In 1999, Welling and Associates conducted a study of 110 oil companies throughout the world. This study revealed that flow assurance was the most important tech-nical issue facing the oil and gas industry today. This is also reflected in the Deepstar program. Deepstar is a joint venture of a large number of oil producers and service companies to solve significant deepwater challenges in an organized fashion.
The goal of the early Deepstar group was to develop flow assurance solutions that would provide the ability to tie back deepwater (10,000 ft) subsea fields over significantly long distances (60 miles). The Deepstar committee has to date spent millions of dollars investigating flow assurance issues and it is clear that this goal is getting closer and closer.
What is this mysterious issue we know as flow assurance? An analyst once tried to provide a definition, and the answer covered move than three pages. Today, we have a common understanding that flow assurance covers the following topics in multiphase hydrocarbon production systems:
- Hydrates: the formation of ice particles in low temperature, high pressure flowlines
- Wax/asphaltenes: the deposition of solids onto the flowline, reducing the flow capacity through the line
- Slugging: the phenomena caused by instabilities of the gas and liquid interface and liquid sweep-out by gas inertial effects
- Erosion: wearing of the pipework and flowline wall due to solid particles such as sand or liquid impingement
- Corrosion: wearing of flowline wall thickness due to the chemistry of the produced fluids
- Emulsion: oil and water mixture at approximately 40-60% water cut that causes excessive pressure losses
- Scaling: solid buildup, especially onto the wellbore tubing, due to the chemistry of produced water.
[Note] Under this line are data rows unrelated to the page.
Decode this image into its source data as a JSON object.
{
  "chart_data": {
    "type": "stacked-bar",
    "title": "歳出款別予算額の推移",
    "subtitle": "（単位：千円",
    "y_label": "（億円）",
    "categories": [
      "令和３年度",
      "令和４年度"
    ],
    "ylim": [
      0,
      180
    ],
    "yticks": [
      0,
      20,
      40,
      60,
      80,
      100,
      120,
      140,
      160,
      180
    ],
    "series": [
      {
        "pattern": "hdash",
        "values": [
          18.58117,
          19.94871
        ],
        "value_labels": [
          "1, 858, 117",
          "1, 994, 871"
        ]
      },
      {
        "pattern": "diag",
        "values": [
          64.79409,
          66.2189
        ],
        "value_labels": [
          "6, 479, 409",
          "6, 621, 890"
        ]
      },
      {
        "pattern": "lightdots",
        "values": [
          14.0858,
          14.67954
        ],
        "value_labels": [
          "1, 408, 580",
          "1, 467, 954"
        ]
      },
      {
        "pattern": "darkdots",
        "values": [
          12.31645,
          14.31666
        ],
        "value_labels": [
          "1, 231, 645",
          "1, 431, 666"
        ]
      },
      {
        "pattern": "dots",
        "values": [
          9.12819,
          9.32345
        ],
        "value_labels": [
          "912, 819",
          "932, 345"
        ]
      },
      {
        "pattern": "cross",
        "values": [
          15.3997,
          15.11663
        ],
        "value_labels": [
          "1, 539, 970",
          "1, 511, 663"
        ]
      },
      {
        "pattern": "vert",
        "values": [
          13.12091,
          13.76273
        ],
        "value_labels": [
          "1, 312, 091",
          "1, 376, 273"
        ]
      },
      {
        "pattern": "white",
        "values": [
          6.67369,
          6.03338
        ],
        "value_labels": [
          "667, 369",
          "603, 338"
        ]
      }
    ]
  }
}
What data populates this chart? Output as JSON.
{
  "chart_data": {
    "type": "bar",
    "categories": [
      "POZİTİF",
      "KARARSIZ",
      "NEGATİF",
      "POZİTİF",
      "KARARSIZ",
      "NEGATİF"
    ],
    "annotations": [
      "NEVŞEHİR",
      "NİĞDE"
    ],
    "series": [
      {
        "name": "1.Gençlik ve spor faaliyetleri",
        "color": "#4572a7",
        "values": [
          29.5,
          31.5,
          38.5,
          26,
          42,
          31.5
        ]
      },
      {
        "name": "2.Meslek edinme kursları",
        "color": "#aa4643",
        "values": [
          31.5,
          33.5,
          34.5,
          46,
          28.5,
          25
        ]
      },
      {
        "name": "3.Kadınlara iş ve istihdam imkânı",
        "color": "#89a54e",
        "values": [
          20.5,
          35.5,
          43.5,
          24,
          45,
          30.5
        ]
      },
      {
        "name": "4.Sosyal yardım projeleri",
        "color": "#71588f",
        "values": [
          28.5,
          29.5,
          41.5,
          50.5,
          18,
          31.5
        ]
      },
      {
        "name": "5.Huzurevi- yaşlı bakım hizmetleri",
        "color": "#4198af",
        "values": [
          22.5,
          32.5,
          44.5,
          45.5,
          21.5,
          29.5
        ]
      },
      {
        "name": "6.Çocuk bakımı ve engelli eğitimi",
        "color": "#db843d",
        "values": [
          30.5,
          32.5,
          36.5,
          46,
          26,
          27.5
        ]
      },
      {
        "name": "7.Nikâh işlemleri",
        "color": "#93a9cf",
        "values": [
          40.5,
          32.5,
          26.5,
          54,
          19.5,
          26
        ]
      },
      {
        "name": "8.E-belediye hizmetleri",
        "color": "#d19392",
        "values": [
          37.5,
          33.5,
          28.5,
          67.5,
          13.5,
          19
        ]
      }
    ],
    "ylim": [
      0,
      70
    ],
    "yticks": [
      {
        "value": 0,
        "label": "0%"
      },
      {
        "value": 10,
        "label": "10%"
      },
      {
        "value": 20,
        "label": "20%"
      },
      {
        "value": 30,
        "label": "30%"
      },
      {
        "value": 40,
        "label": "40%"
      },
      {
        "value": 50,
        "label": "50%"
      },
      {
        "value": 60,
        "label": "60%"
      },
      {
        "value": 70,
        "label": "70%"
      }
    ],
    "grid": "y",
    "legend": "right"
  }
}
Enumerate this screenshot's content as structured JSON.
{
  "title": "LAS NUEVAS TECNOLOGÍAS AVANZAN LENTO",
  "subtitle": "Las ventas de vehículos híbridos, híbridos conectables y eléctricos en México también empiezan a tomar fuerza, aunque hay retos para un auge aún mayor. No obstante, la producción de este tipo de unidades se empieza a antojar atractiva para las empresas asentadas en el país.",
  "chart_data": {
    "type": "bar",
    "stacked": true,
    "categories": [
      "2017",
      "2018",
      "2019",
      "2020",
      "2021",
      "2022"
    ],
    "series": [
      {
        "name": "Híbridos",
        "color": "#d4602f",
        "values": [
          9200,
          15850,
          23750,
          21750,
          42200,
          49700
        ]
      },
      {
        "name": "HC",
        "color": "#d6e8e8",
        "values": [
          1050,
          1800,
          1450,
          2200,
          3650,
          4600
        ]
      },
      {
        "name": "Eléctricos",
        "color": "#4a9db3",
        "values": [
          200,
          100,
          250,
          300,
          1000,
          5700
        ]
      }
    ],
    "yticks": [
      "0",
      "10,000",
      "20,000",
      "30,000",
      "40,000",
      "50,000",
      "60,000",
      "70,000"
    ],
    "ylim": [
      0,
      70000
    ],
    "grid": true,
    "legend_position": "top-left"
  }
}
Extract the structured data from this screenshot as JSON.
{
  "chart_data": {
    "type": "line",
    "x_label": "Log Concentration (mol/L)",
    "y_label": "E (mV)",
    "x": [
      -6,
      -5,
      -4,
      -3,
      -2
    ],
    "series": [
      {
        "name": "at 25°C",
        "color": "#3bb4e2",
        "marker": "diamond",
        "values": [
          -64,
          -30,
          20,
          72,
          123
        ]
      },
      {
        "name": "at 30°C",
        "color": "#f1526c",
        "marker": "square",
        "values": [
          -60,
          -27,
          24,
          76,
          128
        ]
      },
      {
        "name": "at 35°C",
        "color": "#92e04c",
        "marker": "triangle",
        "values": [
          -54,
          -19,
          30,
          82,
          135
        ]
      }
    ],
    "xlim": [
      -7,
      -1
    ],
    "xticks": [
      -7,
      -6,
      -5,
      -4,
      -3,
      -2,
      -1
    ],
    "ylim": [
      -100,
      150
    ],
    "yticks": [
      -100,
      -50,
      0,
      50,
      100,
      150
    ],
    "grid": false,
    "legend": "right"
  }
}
These issues will determine the field layout of subsea developments, including the need for round trip pigging, riser configurations, gas lifting in the wellbore or at the riser base, and subsea chemical distribution. Flow assurance issues are exacerbated in deepwater because of high hydrostatic pressures and colder temperatures.
Slug acceleration and expansion is becoming an increasing problem as water depths grow. So how do we overcome flow assurance issues and provide the Deepstar ideal cost through effective ultra-long-distance tiebacks?
The first solution is to use chemicals: meth-anol or glycol to prevent hydrate formation, kinetic threshold inhibitors to delay the onset of hydrate formation and pour point depressants to prevent the formation of wax, corrosion and scale. The problem with chemicals is that they are expensive and they do not always completely solve the problem.
Many flow assurance solutions focus on pipeline insulation techniques. This involves keeping the produced fluid above the wax appearance temperature and/or the hydrate formation temperature. Special coating systems have been used for many years in the North Sea to keep flowlines warm.
The insulation systems have typically been multi-layered high-density polypropylene, which have been specially engineered to suit the rigors of reeled pipeline installation methods. Special facilities were set up in the North Sea to accommodate the market demand for these coating systems.
However, these coating systems did not meet deepwater requirements, either from an economic standpoint or from thermal conductivity standpoint. New coating/insulation systems are required that produce an enhanced performance in water depths greater than 2,000 ft. The original starting point for these systems was pipe-in-pipe, which uses an excellent insulation material (polyurethane foam), jacketed within a steel pipe.
Syntactic foam solutions were also developed using various densities of foam and including additional materials such as glass microspheres to provide enhanced thermal performance. More recently, the burial of flowlines has been used as an insulation methodology. The key factor in this instance is the ability to understand the amount of soil consolidation required, providing a given U-value.
The ultimate insulation system is vacuum insulated flowlines. This will provide the lowest U-value, but at a significant cost. These systems have been used with some success in wellbore applications. However, insulation systems still require two flowlines to a single well, thus allowing round-trip pigging, for flowline clean up.
A more cost-effective solution is to provide a mechanism to actually heat the pipe, to maintain heat in the line especially during the critical startup and shutdown operations. Heating can be provided by several methods:
- Regular hot oil flushing to remove wax build up.
- Water or crude oil circulation through the annulus of a pipe-in-pipe system.
- Electrical heating of the flowline.
Bundled flowlines provide a very simple way to provide heat to the flowlines via circulation systems. These have been used with a lot of success throughout the world for many years. There is still some doubt about the applicability of these systems for deepwater and ultra-deepwater. Hence, the focus has turned away from bundles to electrical heating of flowlines.
In 2001, Shell plans to install the first electrically heated flowlines in the deepwater Gulf of Mexico. If this proves to be successful this will be the first step on the road to meeting the target of long distance tiebacks of subsea systems. Other companies are working on new and innovative solutions associated with cold flow/slurry transportation of wax and hydrates. These new ideas, if successful, will carve the way for greatly reducing offshore capital development costs in the next five years.